Configure the appserver

  1. Generate an SSH-Keypair on appsrv with the user you’re performing the backup with:

     ssh-keygen -o -a 256 -t ed25519 -C "$(hostname)-$(date +'%d-%m-%Y')"
    
  2. Set the environment variables for restic:

     export RESTIC_PASSWORD="MyV3ryS3cUr3r3571cP4ssW0rd"
     export RESTIC_REPOSITORY=rclone:s3-resticrepo:databucket
    

Restrict the SSH key to restic-only commands

The last step is to go back to the rclonesrv and edit the SSH authorized_keys file to restrict the newly generated SSH key to a single command. This way, an attacker is not able to use the ssh keypair to run arbitrary commands on the rclone proxy and compromise the backups.

vi ~/.ssh/authorized_keys
# add an entry with the restic user's public key generated in a previous step:
command="rclone serve restic --stdio --append-only s3-resticrepo:databucket" ssh-ed25519 AAAAC3fdsC1lZddsDNTE5ADsaDgfTwNtWmwiocdT9q4hxcss6tGDfgGTdiNN0z7zN appsrv-18-11-2021

Using restic with the rclone proxy

With the environment variables set, restic should work now from appsrv.

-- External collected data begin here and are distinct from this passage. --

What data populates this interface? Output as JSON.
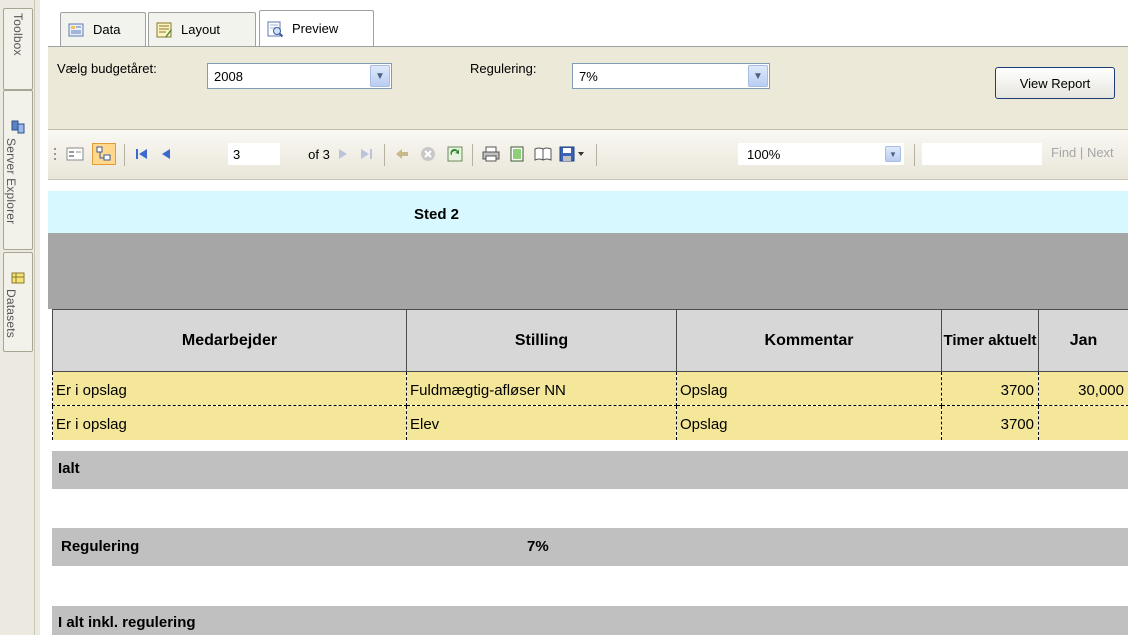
{
  "side_tabs": {
    "toolbox": "Toolbox",
    "server_explorer": "Server Explorer",
    "datasets": "Datasets"
  },
  "tabs": [
    {
      "label": "Data",
      "icon": "data-icon"
    },
    {
      "label": "Layout",
      "icon": "layout-icon"
    },
    {
      "label": "Preview",
      "icon": "preview-icon"
    }
  ],
  "params": {
    "budget_label": "Vælg budgetåret:",
    "budget_value": "2008",
    "regulering_label": "Regulering:",
    "regulering_value": "7%",
    "view_report": "View Report"
  },
  "toolbar": {
    "current_page": "3",
    "of_pages": "of 3",
    "zoom": "100%",
    "find": "Find",
    "next": "Next",
    "find_sep": "|"
  },
  "report": {
    "group_title": "Sted 2",
    "columns": [
      {
        "key": "medarbejder",
        "label": "Medarbejder"
      },
      {
        "key": "stilling",
        "label": "Stilling"
      },
      {
        "key": "kommentar",
        "label": "Kommentar"
      },
      {
        "key": "timer",
        "label": "Timer aktuelt"
      },
      {
        "key": "jan",
        "label": "Jan"
      }
    ],
    "rows": [
      {
        "medarbejder": "Er i opslag",
        "stilling": "Fuldmægtig-afløser NN",
        "kommentar": "Opslag",
        "timer": "3700",
        "jan": "30,000"
      },
      {
        "medarbejder": "Er i opslag",
        "stilling": "Elev",
        "kommentar": "Opslag",
        "timer": "3700",
        "jan": ""
      }
    ],
    "ialt_label": "Ialt",
    "regulering_label": "Regulering",
    "regulering_value": "7%",
    "ialt_inkl_label": "I alt inkl. regulering"
  },
  "colors": {
    "group_header_bg": "#d7f8ff",
    "row_bg": "#f4e799",
    "total_bg": "#c0c0c0",
    "band_bg": "#a6a6a6"
  }
}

Example backing up /srv/myapp:

restic -o rclone.program="ssh rcloneproxy@rclonesrv.mydomain.com" backup /srv/myapp

Listing snapshots:

restic -o rclone.program="ssh rcloneproxy@rclonesrv.mydomain.com" snapshots

Deleting snapshots:

restic -o rclone.program="ssh rcloneproxy@rclonesrv.mydomain.com" forget 2738e969
repository b71c391e opened successfully, password is correct
Remove(<snapshot/2738e9693b>) returned error, retrying after 446.577749ms: blob not removed, server response: 403 Forbidden (403)

Oh, right, that doesn’t work. That was our goal!

Summary

This way,

  • The rclone proxy doesn’t even run on the rclonesrv as a service. It will just be spawned on demand, for the duration of the restic operation. Communication happens over HTTP2 over stdin/stdout, in an encrypted SSH tunnel.
  • Since rclone is running with --append-only, it is not possible to delete (or overwrite) snapshots in the S3 bucket.
  • All data (except credentials) is encrypted/decrypted locally, then sent/received via rclonesrv to/from S3.
  • All the credentials are only stored on rclonesrv to communicate with S3.

Since the command is hard-coded into the SSH configuration for the user’s SSH key, there is no way to use the the keys to get access to the rclone proxy.

Some more thoughts

The advantages of this construct are probably clear already by now. Furthermore,

  • Managing snapshots (both manually and with a retention policy) is only possible on the rclone proxy.
  • A single rclone proxy VM (or even a docker container on an isolated VM) can serve multiple backup clients.
  • It is highly recommended to use one key for every server which backs up data.
  • If you’d like to use more than one repository out of a node, you’ll need new SSH keys for them. You can then specify which key to use with -i ~/.ssh/id_ed25519_another_repo in the rclone.program arguments just like you would with SSH.